Data from: Evolutionary history of a beautiful damselfly, Matrona basilaris, revealed by phylogeographic analyses: the first study of an odonate species in mainland China
Xue, Jun et al. (2018), Data from: Evolutionary history of a beautiful damselfly, Matrona basilaris, revealed by phylogeographic analyses: the first study of an odonate species in mainland China, Dryad, Dataset, https://doi.org/10.5061/dryad.r4v7623
Matrona basilaris Selys, 1853 is a damselfly distributed mainly in mainland China. A total of 423 individuals from 48 populations covering almost the entire range were sampled to explore the genetic diversity, phylogeographic structure, and demographic dynamics of the species using sequences of three mitochondrial genes (COI, COII, and ND1) and a nuclear (ITS1+5.8S+ITS2) gene.

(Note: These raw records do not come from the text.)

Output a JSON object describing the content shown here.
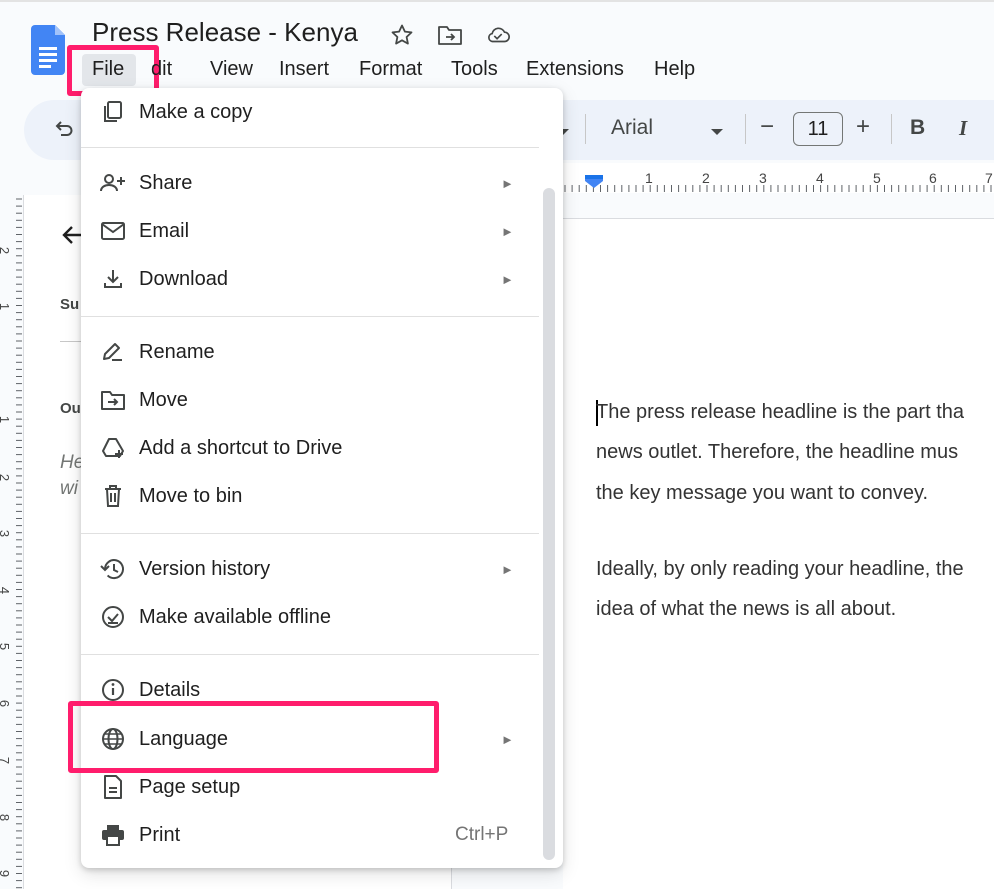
{
  "document": {
    "title": "Press Release - Kenya"
  },
  "menubar": [
    "File",
    "Edit",
    "View",
    "Insert",
    "Format",
    "Tools",
    "Extensions",
    "Help"
  ],
  "toolbar": {
    "font": "Arial",
    "font_size": "11",
    "minus": "−",
    "plus": "+",
    "bold": "B",
    "italic": "I"
  },
  "ruler": {
    "numbers": [
      "1",
      "2",
      "3",
      "4",
      "5",
      "6",
      "7"
    ],
    "vertical_numbers": [
      "2",
      "1",
      "1",
      "2",
      "3",
      "4",
      "5",
      "6",
      "7",
      "8",
      "9"
    ]
  },
  "outline": {
    "summary_fragment": "Su",
    "outline_fragment": "Ou",
    "placeholder_line1": "He",
    "placeholder_line2": "wi"
  },
  "file_menu": {
    "groups": [
      [
        {
          "label": "Make a copy",
          "icon": "copy-icon"
        }
      ],
      [
        {
          "label": "Share",
          "icon": "share-person-icon",
          "submenu": true
        },
        {
          "label": "Email",
          "icon": "email-icon",
          "submenu": true
        },
        {
          "label": "Download",
          "icon": "download-icon",
          "submenu": true
        }
      ],
      [
        {
          "label": "Rename",
          "icon": "rename-icon"
        },
        {
          "label": "Move",
          "icon": "move-folder-icon"
        },
        {
          "label": "Add a shortcut to Drive",
          "icon": "drive-shortcut-icon"
        },
        {
          "label": "Move to bin",
          "icon": "trash-icon"
        }
      ],
      [
        {
          "label": "Version history",
          "icon": "history-icon",
          "submenu": true
        },
        {
          "label": "Make available offline",
          "icon": "offline-icon"
        }
      ],
      [
        {
          "label": "Details",
          "icon": "info-icon"
        },
        {
          "label": "Language",
          "icon": "globe-icon",
          "submenu": true
        },
        {
          "label": "Page setup",
          "icon": "page-icon"
        },
        {
          "label": "Print",
          "icon": "print-icon",
          "shortcut": "Ctrl+P"
        }
      ]
    ],
    "submenu_arrow": "►"
  },
  "body_text": {
    "p1_l1": "The press release headline is the part tha",
    "p1_l2": "news outlet. Therefore, the headline mus",
    "p1_l3": "the key message you want to convey.",
    "p2_l1": "Ideally, by only reading your headline, the",
    "p2_l2": "idea of what the news is all about."
  },
  "colors": {
    "highlight": "#ff1d6c",
    "docs_blue": "#4285f4"
  }
}
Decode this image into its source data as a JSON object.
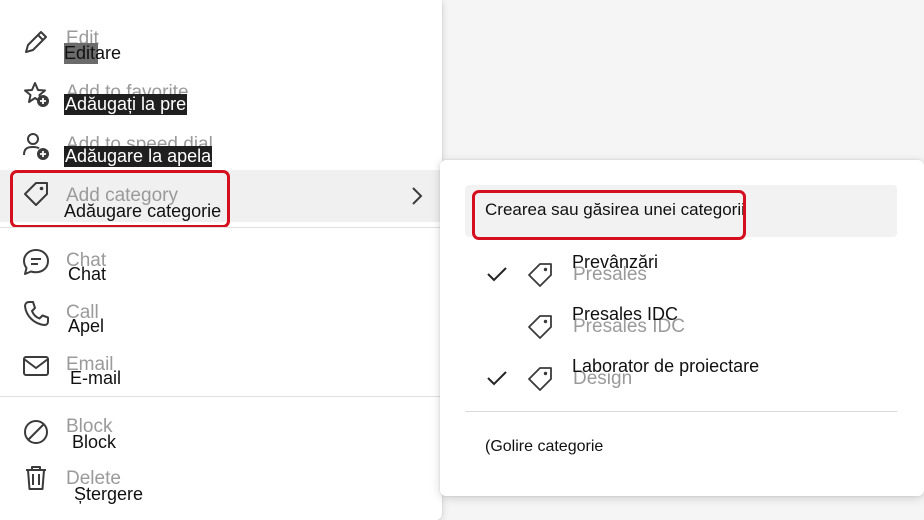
{
  "menu": {
    "items": [
      {
        "ghost": "Edit",
        "label": "Editare",
        "icon": "pencil-icon"
      },
      {
        "ghost": "Add to favorite",
        "label": "Adăugați la pre",
        "icon": "star-add-icon"
      },
      {
        "ghost": "Add to speed dial",
        "label": "Adăugare la apela",
        "icon": "person-add-icon"
      },
      {
        "ghost": "Add category",
        "label": "Adăugare categorie",
        "icon": "tag-icon",
        "chevron": "chevron-right-icon"
      },
      {
        "ghost": "Chat",
        "label": "Chat",
        "icon": "chat-icon"
      },
      {
        "ghost": "Call",
        "label": "Apel",
        "icon": "phone-icon"
      },
      {
        "ghost": "Email",
        "label": "E-mail",
        "icon": "mail-icon"
      },
      {
        "ghost": "Block",
        "label": "Block",
        "icon": "block-icon"
      },
      {
        "ghost": "Delete",
        "label": "Ștergere",
        "icon": "trash-icon"
      }
    ]
  },
  "submenu": {
    "search_label": "Crearea sau găsirea unei categorii",
    "categories": [
      {
        "label": "Prevânzări",
        "ghost": "Presales",
        "checked": true
      },
      {
        "label": "Presales IDC",
        "ghost": "Presales IDC",
        "checked": false
      },
      {
        "label": "Laborator de proiectare",
        "ghost": "Design",
        "checked": true
      }
    ],
    "clear_label": "(Golire categorie"
  },
  "colors": {
    "highlight": "#d50f1d",
    "active_row": "#f0f0f0",
    "icon": "#3b3b3b"
  }
}
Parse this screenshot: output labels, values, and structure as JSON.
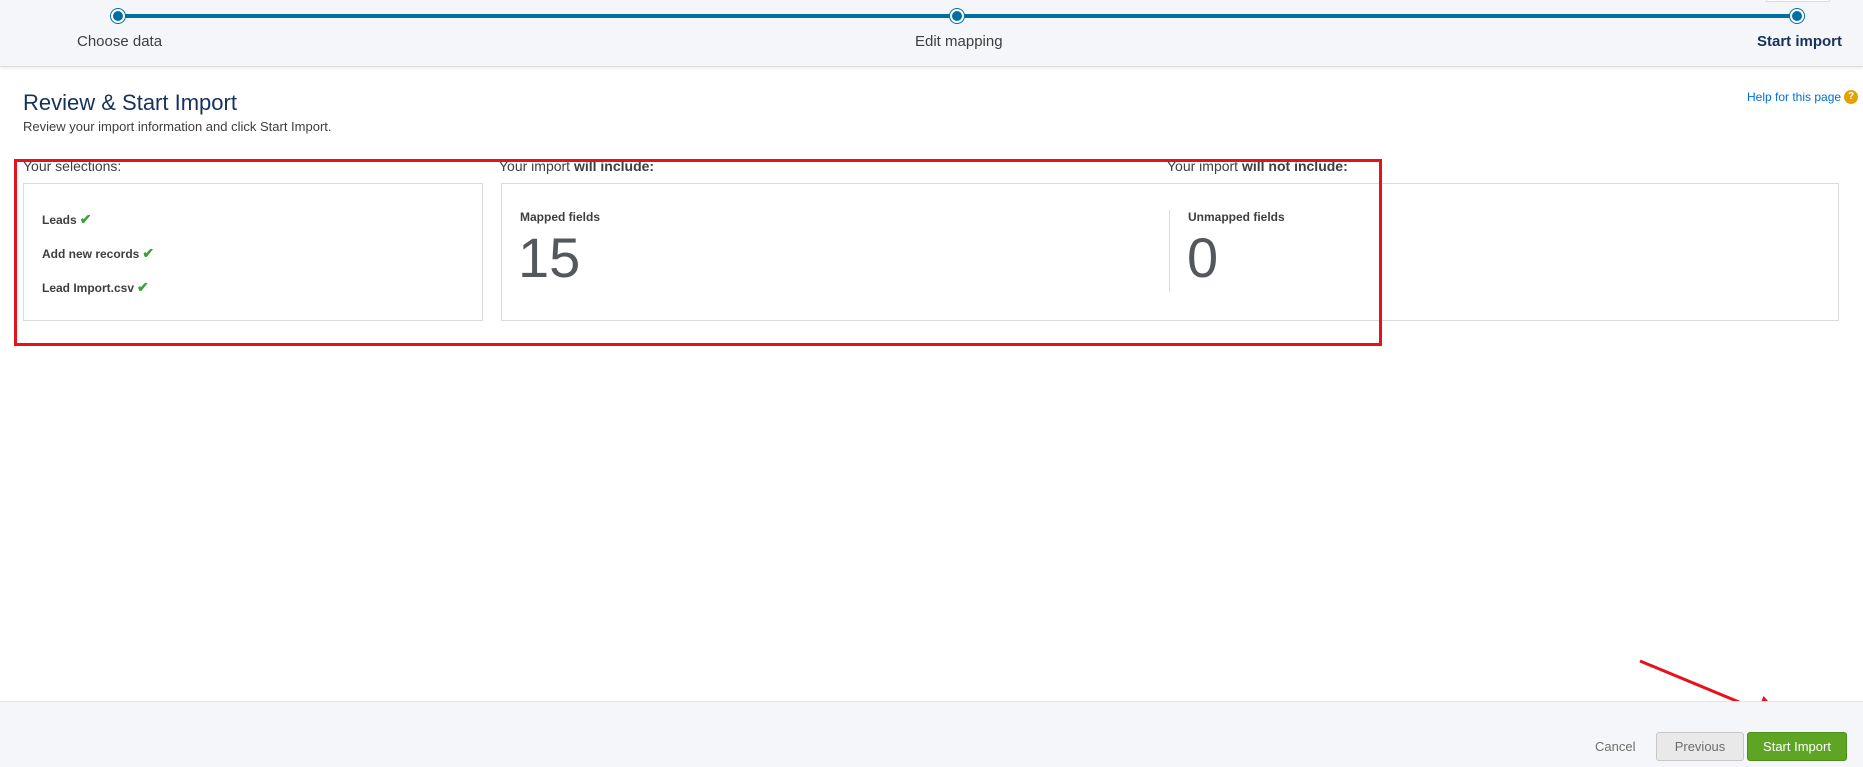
{
  "progress": {
    "steps": [
      {
        "label": "Choose data"
      },
      {
        "label": "Edit mapping"
      },
      {
        "label": "Start import"
      }
    ]
  },
  "header": {
    "title": "Review & Start Import",
    "subtitle": "Review your import information and click Start Import.",
    "help_link": "Help for this page",
    "help_icon_glyph": "?"
  },
  "selections": {
    "heading": "Your selections:",
    "items": [
      {
        "label": "Leads",
        "icon": "checkmark-icon"
      },
      {
        "label": "Add new records",
        "icon": "checkmark-icon"
      },
      {
        "label": "Lead Import.csv",
        "icon": "checkmark-icon"
      }
    ],
    "check_glyph": "✔"
  },
  "include": {
    "heading_prefix": "Your import",
    "heading_bold": "will include:",
    "label": "Mapped fields",
    "value": "15"
  },
  "exclude": {
    "heading_prefix": "Your import",
    "heading_bold": "will not include:",
    "label": "Unmapped fields",
    "value": "0"
  },
  "footer": {
    "cancel_label": "Cancel",
    "previous_label": "Previous",
    "start_label": "Start Import"
  },
  "colors": {
    "accent": "#0070a2",
    "start_button": "#5da523",
    "annotation": "#e8101a"
  }
}
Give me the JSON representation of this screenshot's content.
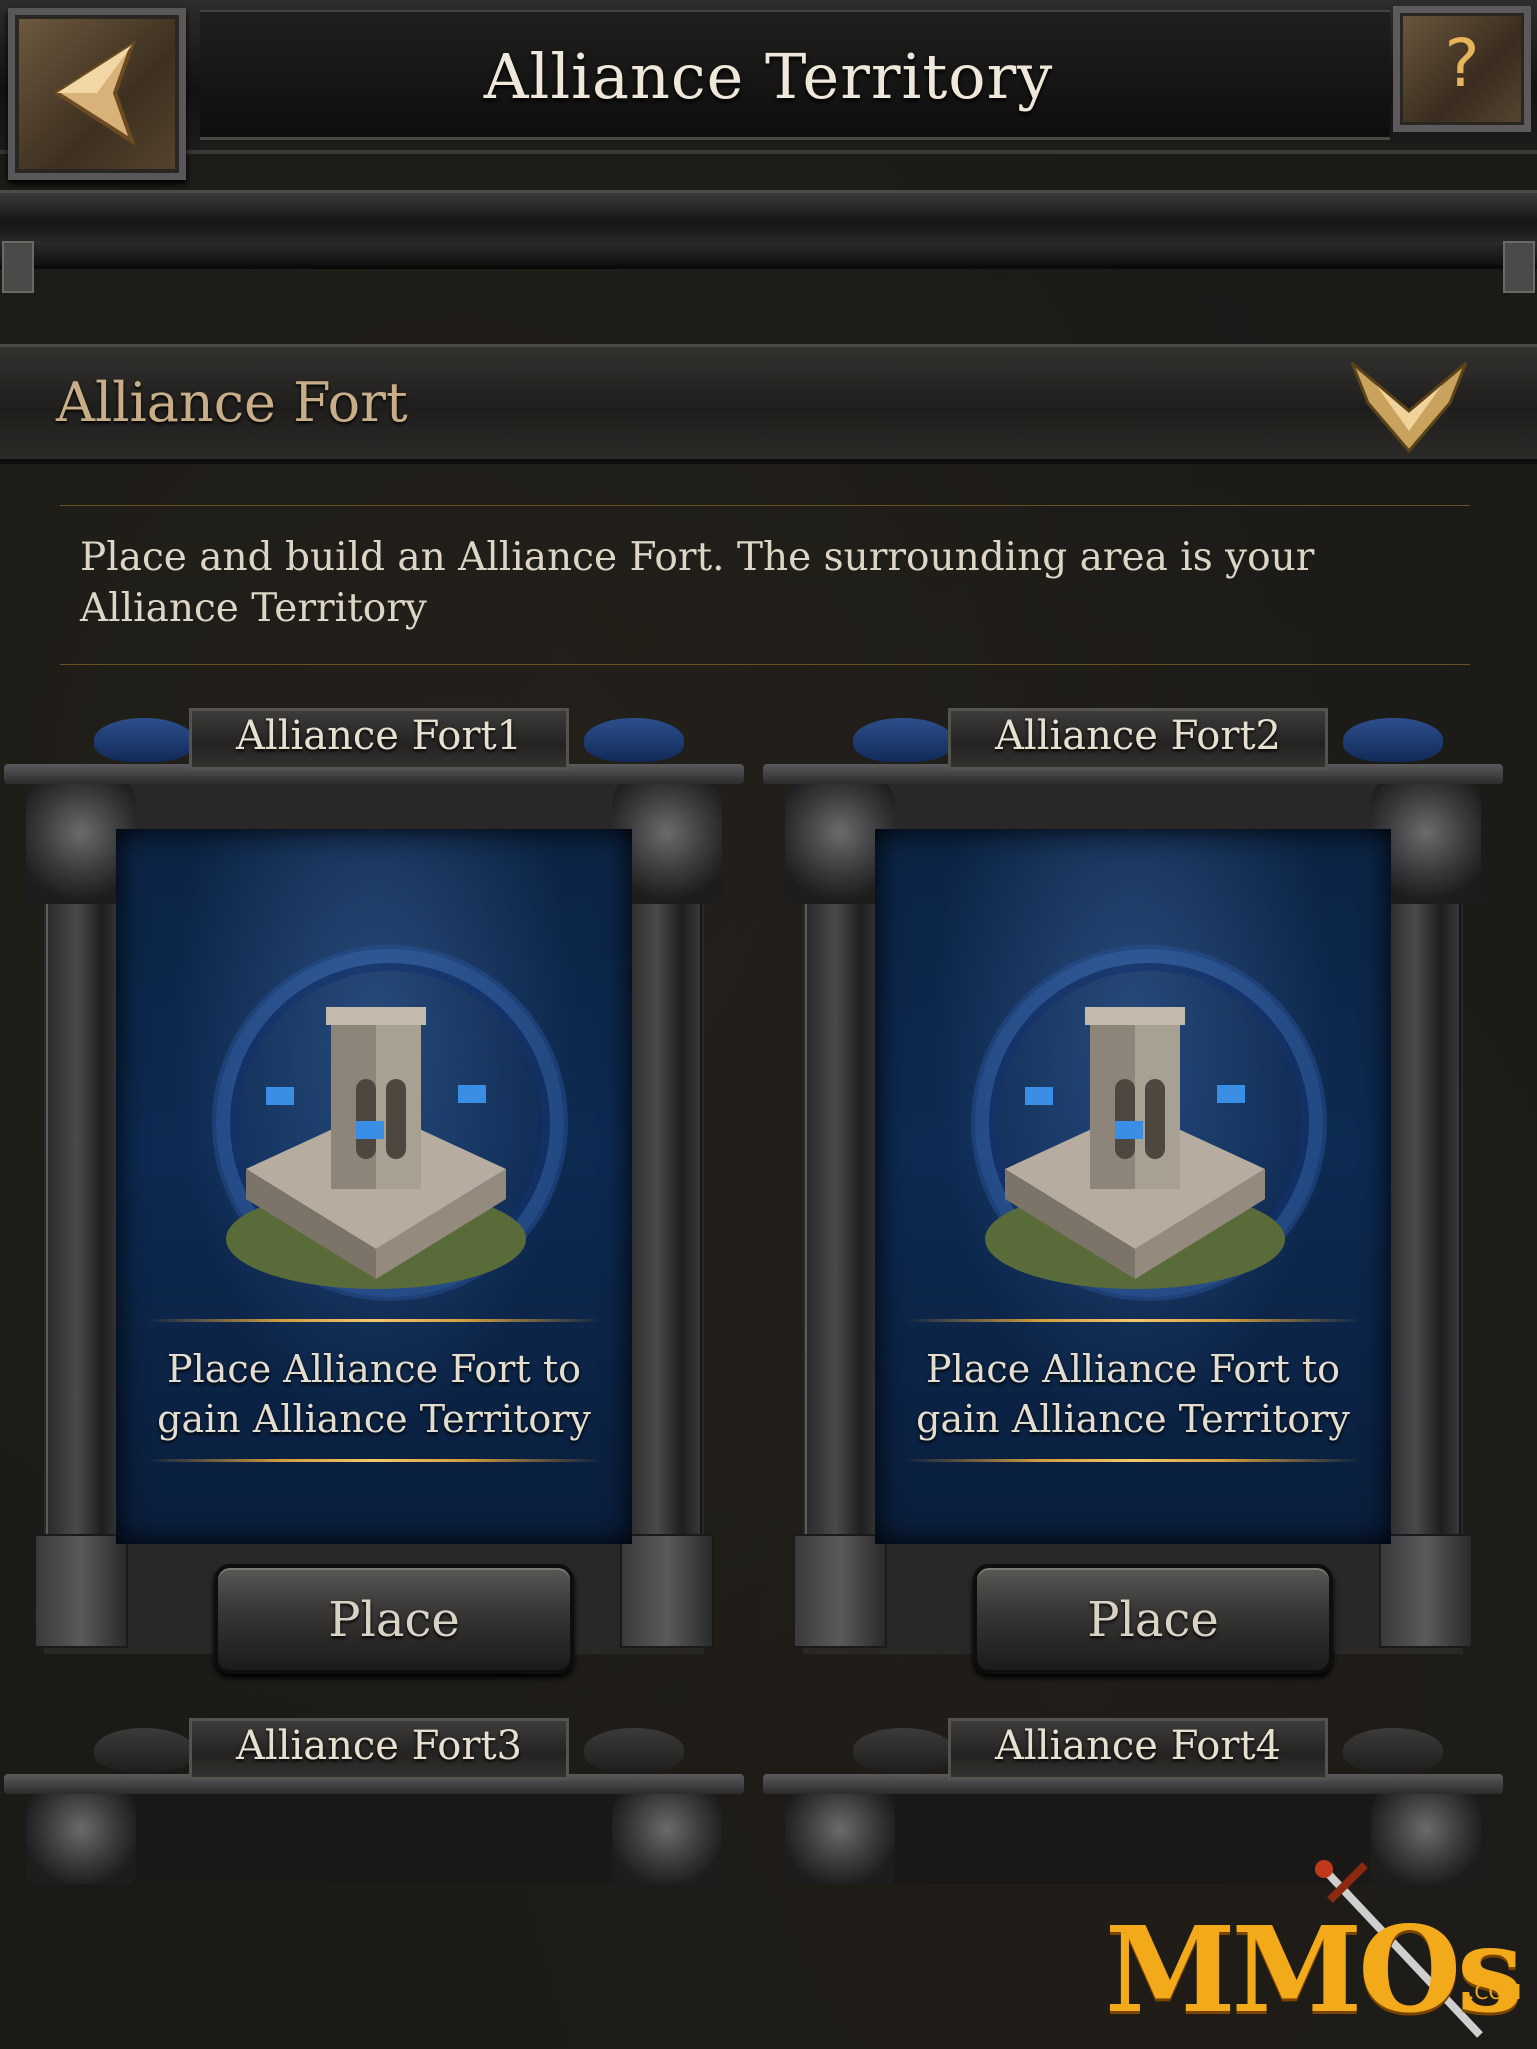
{
  "header": {
    "title": "Alliance Territory",
    "help_label": "?"
  },
  "section": {
    "title": "Alliance Fort",
    "description": "Place and build an Alliance Fort. The surrounding area is your Alliance Territory"
  },
  "forts": [
    {
      "name": "Alliance Fort1",
      "status_line1": "Place Alliance Fort to",
      "status_line2": "gain Alliance Territory",
      "button": "Place"
    },
    {
      "name": "Alliance Fort2",
      "status_line1": "Place Alliance Fort to",
      "status_line2": "gain Alliance Territory",
      "button": "Place"
    },
    {
      "name": "Alliance Fort3"
    },
    {
      "name": "Alliance Fort4"
    }
  ],
  "watermark": {
    "text": "MMOs",
    "suffix": ".COM"
  },
  "colors": {
    "accent_gold": "#d49d3c",
    "panel_blue": "#0d2a52",
    "logo_orange": "#f2a91a"
  },
  "icons": {
    "back": "back-arrow-icon",
    "help": "question-mark-icon",
    "expand": "chevron-down-icon"
  }
}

Phylogenetic tree, median-joining network, and BAPS analyses indicated a four-group division of the entire population, and the divergence event was estimated to have occurred in the middle Pleistocene. The diverse terrain of mainland China as well as past climatic oscillations were assumed to have shaped the current phylogeographic pattern of M. basilaris. Multiple lines of evidence supported population expansion in Group 1 and Group 2 but not in Group 3 or Group 4. The expansion times corresponded to the transition phase from the LIG (∼0.14–0.12 Mya) to the LGM (∼0.021–0.018 Mya). The pre-LGM expansion model reflected a different pattern affecting the historical dynamics of the population of East Asian species caused by Pleistocene climatic changes. Interestingly, Group 2 exhibited a disjunctive distribution pattern. The possible reasons were introgression caused by female-biased dispersal or human phoresy during construction of the Forbidden City during the Ming Dynasty of China.